The air was humming with power, and none of it was hers. So June’s hand stayed at her side as she watched Victor go, swearing inwardly.

She should have killed him when she had the chance.





XXI





ONE WEEK AGO


DOWNTOWN WHITTON


SYDNEY Clarke was getting stronger.

She’d resurrected three more birds since the first, each feat performed using fewer and fewer pieces.

She was just setting her latest victory free when she heard the front door close.

Victor was home.

She hadn’t told him yet, about the successes—she knew he’d be proud, wanted to see that pride turned toward her—but she didn’t want to jinx them, didn’t want him to look at her and glimpse the motive behind her progress, the reason for her intensity.

Victor was too good at seeing through things.

Sydney shut the window and started toward the bedroom door, but halfway there, she felt her steps slow, something catch in her throat.

The two voices beyond were muffled, but distinct.

Victor’s, low and steady. “He was incompatible.”

Mitch’s halting reply. “That was the last one.”

Something pitched inside Sydney’s chest.

The last one.

She pressed a hand against her sternum, as if trying to stop its fall. She realized what it was as it slipped between her fingers. Hope.

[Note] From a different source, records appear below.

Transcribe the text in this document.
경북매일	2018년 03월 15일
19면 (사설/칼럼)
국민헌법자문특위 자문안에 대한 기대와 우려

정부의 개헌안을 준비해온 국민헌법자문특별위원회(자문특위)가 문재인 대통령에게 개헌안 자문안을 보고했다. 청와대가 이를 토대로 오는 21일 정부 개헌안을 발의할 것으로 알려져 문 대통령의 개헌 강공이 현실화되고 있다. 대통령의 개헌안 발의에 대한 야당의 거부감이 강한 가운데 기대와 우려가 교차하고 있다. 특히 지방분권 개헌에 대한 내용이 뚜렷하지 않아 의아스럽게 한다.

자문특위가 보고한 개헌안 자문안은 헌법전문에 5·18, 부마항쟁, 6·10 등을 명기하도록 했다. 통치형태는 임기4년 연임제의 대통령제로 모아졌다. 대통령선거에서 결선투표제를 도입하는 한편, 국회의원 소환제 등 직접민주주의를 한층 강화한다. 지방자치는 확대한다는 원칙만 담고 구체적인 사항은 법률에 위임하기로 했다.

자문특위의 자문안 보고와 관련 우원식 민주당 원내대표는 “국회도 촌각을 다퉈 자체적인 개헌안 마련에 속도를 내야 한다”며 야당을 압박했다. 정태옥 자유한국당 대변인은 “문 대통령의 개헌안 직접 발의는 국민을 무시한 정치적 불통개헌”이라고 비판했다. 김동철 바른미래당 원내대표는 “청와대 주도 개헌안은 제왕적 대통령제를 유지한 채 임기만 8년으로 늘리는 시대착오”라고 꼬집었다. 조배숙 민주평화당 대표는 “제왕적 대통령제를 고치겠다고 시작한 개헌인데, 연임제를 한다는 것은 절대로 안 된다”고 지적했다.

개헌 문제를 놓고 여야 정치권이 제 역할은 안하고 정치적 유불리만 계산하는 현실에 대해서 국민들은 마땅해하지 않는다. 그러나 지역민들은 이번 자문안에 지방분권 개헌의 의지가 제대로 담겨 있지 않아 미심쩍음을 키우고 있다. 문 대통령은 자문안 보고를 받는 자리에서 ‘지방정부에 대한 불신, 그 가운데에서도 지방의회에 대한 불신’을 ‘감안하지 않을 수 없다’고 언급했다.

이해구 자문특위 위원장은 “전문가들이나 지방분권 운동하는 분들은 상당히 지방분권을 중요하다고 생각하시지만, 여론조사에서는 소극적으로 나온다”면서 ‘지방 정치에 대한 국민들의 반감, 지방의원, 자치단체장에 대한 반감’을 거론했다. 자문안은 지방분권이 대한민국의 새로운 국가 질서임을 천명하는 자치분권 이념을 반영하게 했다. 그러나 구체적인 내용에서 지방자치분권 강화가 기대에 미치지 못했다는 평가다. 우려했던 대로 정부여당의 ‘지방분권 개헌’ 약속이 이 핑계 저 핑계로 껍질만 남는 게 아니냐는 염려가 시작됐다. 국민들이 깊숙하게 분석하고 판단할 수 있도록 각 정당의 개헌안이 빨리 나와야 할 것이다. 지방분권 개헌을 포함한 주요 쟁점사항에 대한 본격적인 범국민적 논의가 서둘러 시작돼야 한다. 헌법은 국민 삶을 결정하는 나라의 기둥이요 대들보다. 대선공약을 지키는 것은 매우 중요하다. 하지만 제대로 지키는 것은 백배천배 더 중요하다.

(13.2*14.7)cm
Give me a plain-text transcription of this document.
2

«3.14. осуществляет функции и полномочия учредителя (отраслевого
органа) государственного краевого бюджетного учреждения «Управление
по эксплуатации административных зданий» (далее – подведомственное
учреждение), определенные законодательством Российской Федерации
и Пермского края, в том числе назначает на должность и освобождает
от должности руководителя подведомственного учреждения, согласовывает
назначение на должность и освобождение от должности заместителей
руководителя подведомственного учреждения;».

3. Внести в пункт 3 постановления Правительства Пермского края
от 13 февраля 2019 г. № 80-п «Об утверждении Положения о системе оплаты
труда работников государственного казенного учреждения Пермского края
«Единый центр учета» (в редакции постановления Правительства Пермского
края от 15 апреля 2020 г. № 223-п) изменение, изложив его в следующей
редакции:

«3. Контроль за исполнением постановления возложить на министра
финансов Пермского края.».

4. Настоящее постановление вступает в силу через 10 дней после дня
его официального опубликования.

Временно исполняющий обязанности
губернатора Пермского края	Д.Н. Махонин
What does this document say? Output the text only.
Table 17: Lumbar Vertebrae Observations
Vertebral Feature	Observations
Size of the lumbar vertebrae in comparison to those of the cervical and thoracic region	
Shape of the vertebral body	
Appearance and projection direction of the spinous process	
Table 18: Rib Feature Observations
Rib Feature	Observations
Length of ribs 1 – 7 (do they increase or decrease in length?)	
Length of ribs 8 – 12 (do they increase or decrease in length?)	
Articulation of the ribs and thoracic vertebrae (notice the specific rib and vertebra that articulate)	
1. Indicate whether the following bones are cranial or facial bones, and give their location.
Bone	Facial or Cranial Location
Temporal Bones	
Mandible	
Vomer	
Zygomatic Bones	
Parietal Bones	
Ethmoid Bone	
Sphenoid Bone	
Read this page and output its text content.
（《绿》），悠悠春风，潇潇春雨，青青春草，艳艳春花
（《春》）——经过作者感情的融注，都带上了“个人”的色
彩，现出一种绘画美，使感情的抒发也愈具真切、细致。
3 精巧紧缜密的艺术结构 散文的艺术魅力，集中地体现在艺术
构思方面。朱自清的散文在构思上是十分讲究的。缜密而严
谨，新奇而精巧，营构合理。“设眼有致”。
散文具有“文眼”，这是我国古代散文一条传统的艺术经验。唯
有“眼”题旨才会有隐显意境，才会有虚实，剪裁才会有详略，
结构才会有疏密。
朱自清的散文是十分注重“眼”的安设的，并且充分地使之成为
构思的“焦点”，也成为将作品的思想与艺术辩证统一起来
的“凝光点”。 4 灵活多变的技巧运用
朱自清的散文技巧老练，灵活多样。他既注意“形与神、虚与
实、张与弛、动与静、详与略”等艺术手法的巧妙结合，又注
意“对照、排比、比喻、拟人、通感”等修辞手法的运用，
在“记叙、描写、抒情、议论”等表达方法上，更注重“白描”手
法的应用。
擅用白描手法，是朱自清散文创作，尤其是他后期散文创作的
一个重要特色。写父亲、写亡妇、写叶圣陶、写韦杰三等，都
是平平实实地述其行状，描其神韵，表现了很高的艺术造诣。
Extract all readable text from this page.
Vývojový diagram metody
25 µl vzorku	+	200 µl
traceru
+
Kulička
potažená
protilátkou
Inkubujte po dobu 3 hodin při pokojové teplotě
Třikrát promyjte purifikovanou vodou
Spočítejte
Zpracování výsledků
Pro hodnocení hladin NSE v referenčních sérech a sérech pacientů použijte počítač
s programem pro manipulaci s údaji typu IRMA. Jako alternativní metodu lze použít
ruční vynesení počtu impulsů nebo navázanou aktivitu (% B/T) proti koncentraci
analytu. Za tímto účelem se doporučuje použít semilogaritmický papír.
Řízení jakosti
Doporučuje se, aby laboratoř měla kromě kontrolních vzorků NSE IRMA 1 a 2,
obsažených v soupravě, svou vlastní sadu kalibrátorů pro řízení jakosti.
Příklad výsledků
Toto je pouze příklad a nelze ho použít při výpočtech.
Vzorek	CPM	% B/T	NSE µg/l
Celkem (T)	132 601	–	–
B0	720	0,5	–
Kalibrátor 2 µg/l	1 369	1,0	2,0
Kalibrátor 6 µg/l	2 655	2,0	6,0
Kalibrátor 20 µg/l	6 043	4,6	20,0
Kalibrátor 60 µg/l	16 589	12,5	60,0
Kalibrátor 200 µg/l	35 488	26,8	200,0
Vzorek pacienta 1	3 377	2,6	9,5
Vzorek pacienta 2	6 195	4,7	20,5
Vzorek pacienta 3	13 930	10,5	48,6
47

“I see.” That was all Victor said.

As if it were a mild setback and not a death knell.

Sydney’s head came to rest against the bedroom door, her most recent victory forgotten. She waited until the space beyond was quiet. And then she stepped out into the hall.

The door to Victor’s room was closed, and Mitch was a dark shape out on the patio, his head bowed, his elbows resting on the rail.

In the kitchen, a piece of paper sat crumpled on top of the trash. Sydney drew it out, smoothed it on the counter.

It was Victor’s last EO profile.

His last lead.

The page had been reduced to a wall of black lines, interrupted only by five letters, scattered across the page.

F I X M E.

Sydney held her breath. Behind her eyes, the surface of a lake cracked under Victor’s feet.





XXII





ONE WEEK AGO


DOWNTOWN MERIT


BY the end of the first week, Stell knew he’d made a terrible mistake.

He knew it when he saw the sinkhole on Broadway. Knew it when he was called to the collapsed building on Ninth. And he certainly knew it when he stepped into the ballroom at the Continental.

He moved through the vast space, a hazard mask cinched over his nose and mouth. The ballroom was high-ceilinged and ornate, a popular place for business execs and powerful families alike to throw parties. Stell assumed that was what had been happening the night before. After all, the tables were still laid out, the gossamer and ribbons still drew ghostly lines through the air.

Only the people were missing.

No, not missing. A fine patina of ash covered every surface. It was all that was left of the forty-one guests in the Continental’s evening register.

Needless to say, the scene had tripped the Merit PD’s strange shit alarm.

Stell had seen enough—he retreated into the hall, pulling the mask from his face as he dialed.

Two rings later, Marcella’s smooth voice answered. “Hello, Joseph.”

“Do you want to tell me,” hissed Stell, “what I’m looking at right now?”

“I couldn’t say.”

“Then I’ll tell you,” he snapped. “I’m standing outside a ballroom at the Continental. It looks like a fucking snowstorm in there.”